By requiring gay and bisexual men — including men in monogamous relationships, married or otherwise — to be celibate for a full year before giving blood, federal regulators are perpetuating an unfair, unfounded double standard. The FDA should have scuttled the old ban altogether instead of adopting a policy that is neither reasonable nor scientifically sound.

The lifetime ban bars men from donating blood if they’ve had sex with other men — even once — since 1977. Intended to prevent the spread of AIDS via the nation’s blood supply, the policy was put in place in the early 1980s, when doctors and public health officials didn’t know much about HIV, the virus that causes AIDS, and there was no quick way to determine whether someone was infected with the virus. Now HIV can be detected in a person’s blood within 10 days of infection, allowing for quick, precise screening by the Red Cross and other groups that accept blood donations.

So why is the FDA continuing the 12-month ban? Because, according to federal officials, there’s not enough scientific evidence that the blood supply would still be safe if the prohibition were eliminated altogether.

But instead of a blanket ban or waiting period for any specific group, U.S. health regulators should heed a 2013 American Medical Association recommendation and evaluate people for blood donation based on their behavior.
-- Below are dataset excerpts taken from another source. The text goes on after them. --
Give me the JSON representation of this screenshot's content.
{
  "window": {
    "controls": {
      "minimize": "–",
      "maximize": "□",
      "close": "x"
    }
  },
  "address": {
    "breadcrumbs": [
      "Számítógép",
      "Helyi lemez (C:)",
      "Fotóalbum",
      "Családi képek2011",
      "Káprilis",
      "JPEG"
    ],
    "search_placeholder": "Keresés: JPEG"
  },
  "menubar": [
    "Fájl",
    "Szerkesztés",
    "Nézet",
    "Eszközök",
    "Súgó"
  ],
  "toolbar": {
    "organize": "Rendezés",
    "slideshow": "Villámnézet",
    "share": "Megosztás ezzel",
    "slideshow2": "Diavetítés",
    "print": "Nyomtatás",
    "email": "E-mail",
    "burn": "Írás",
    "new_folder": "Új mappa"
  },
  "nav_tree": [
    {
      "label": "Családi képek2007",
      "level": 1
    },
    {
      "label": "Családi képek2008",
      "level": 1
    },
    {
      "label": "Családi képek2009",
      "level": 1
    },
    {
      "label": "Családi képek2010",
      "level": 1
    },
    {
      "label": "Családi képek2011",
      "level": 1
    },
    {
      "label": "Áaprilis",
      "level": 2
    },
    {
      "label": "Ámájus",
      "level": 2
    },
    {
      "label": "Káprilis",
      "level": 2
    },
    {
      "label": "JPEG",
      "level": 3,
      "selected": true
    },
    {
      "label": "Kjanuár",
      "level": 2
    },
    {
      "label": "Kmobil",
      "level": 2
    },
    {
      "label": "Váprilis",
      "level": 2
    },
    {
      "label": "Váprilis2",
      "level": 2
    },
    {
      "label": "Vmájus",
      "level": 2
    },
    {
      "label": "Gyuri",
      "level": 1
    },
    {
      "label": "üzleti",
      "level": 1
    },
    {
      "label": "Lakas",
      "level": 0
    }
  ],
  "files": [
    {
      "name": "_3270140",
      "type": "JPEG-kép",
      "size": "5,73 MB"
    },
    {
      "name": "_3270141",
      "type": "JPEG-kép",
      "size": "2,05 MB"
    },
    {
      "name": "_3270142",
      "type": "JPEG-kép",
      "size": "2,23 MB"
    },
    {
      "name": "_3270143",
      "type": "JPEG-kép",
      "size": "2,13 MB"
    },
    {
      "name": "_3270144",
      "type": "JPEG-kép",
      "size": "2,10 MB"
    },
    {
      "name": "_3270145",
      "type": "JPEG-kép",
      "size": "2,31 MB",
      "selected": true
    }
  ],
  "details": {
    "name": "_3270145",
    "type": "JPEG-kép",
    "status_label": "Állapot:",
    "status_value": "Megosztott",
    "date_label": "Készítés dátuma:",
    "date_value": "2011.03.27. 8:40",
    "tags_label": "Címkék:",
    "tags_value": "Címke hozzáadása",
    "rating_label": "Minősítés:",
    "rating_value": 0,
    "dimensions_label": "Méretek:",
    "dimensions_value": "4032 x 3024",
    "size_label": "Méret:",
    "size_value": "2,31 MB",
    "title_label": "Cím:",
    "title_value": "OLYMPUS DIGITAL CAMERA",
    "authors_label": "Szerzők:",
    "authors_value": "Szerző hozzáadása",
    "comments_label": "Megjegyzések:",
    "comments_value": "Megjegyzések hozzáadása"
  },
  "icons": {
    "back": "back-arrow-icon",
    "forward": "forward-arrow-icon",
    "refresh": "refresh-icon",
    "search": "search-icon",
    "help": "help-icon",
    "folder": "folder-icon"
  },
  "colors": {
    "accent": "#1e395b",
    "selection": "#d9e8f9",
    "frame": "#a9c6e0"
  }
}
Italy and Spain, for example, used to bar all gay and bisexual men from giving blood but now favor an approach known as “individualized risk assessment.” All potential donors are screened for risky behaviors such as unprotected sex or multiple partners with unknown sexual histories.

Anyone — male or female; gay, straight or bisexual — who has recently had unsafe sex is excluded from giving blood. At the same time, donations are allowed from gay and bisexual men who have protected, monogamous sex and whose blood tests as safe. The strategy is a sensible one, according to a 2013 study conducted in Italy that found that the blood supply there has not been compromised by the change in policy.

Would-be blood donors should be assessed according to their personal health practices, not their sexual orientation. To do otherwise is to buy into outdated views and lending credence to assumptions that have no basis in fact.